Earthquakes lead to nuclear threat in Japan

Authorities in Japan today shut down a nuclear power plant after a radiation seep out and other smash up from a lethal earthquake on the country’s northwestern coast giving birth to new worries about the protection of Japan’s accident-plagued nuclear industry.

An electric company that operates the nuclear plant near the city of Kashiwazaki, said it had established more than 50 troubles at the plant raised by Monday’s tremor. While the majority of the troubles were negligible, the chief integrated 100 drums of radioactive ravage that had fallen over, causing the lids on some of the drums to open, the company said. On Monday, the company said that the trembling also raised a little fire at the plant, the world’s biggest by amount of electricity formed, and the leakage of 317 gallons of water containing trace levels of radioactive supplies into the nearby Sea of Japan.

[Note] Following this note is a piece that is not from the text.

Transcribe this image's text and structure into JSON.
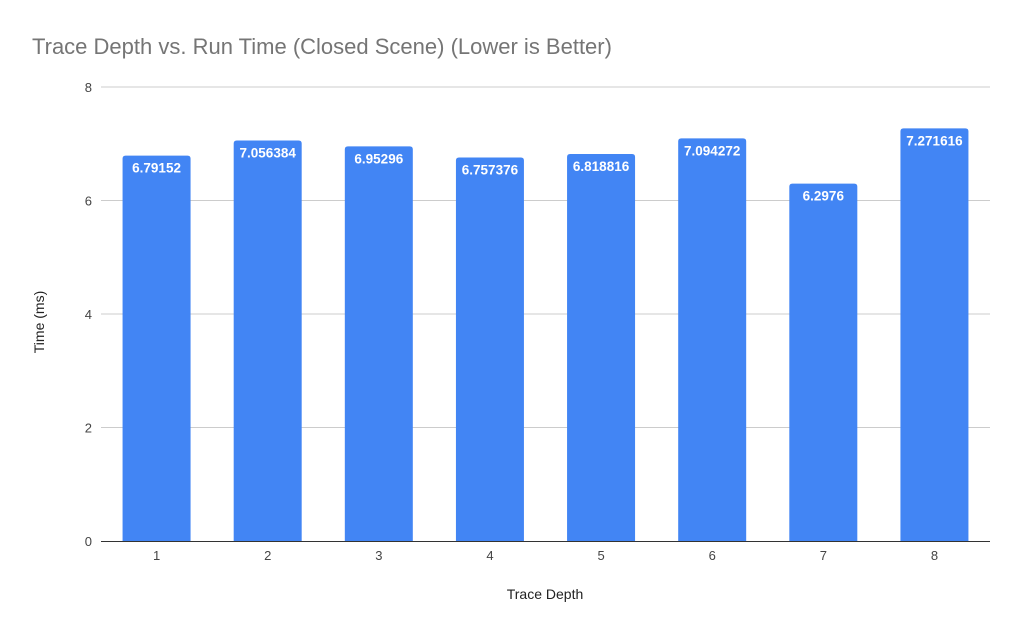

Group announced today that it had detected minute quantity of radioactive material in an air filter in one of the plant’s seven reactors; nevertheless the company said it was improbable that the material had entered the atmosphere outside the reactor. The company said it was still probing how the dirtied water had leaked out, but it said the level of radioactivity was too low to imperil humans or the environment.

Premier Shinzo Abe criticized Tokyo Electric for being “too slow” in reporting the harms to the government and the public. “Nuclear power can only function with the people’s faith,” Mr. Abe told reporters. Power companies “must precisely and quickly report what is occurrence,” he said.Television footage showed rescuers digging through buildings in Kashiwazaki that were toppled by the earthquake, which local police said killed at least nine people and injured another 1,000.

Meteorological agency in Japan said the tremor had a magnitude of 6.8; the USA Geological Survey put the magnitude at 6.6. Japan’s military used warships and trucks to bring rice balls, bread, and water to the remote region in Niigata prefecture, about 160 miles northwest of Tokyo, where the shaking struck on Monday morning.

However assistance efforts were slowed by landslides and gaping cracks in the earth that severed rail lines and roads, local media reports said.

Adarsh Verma: I am a Freelance writer. I am writing from a long time now. I have written almost on all the areas, and hope to write more in the future.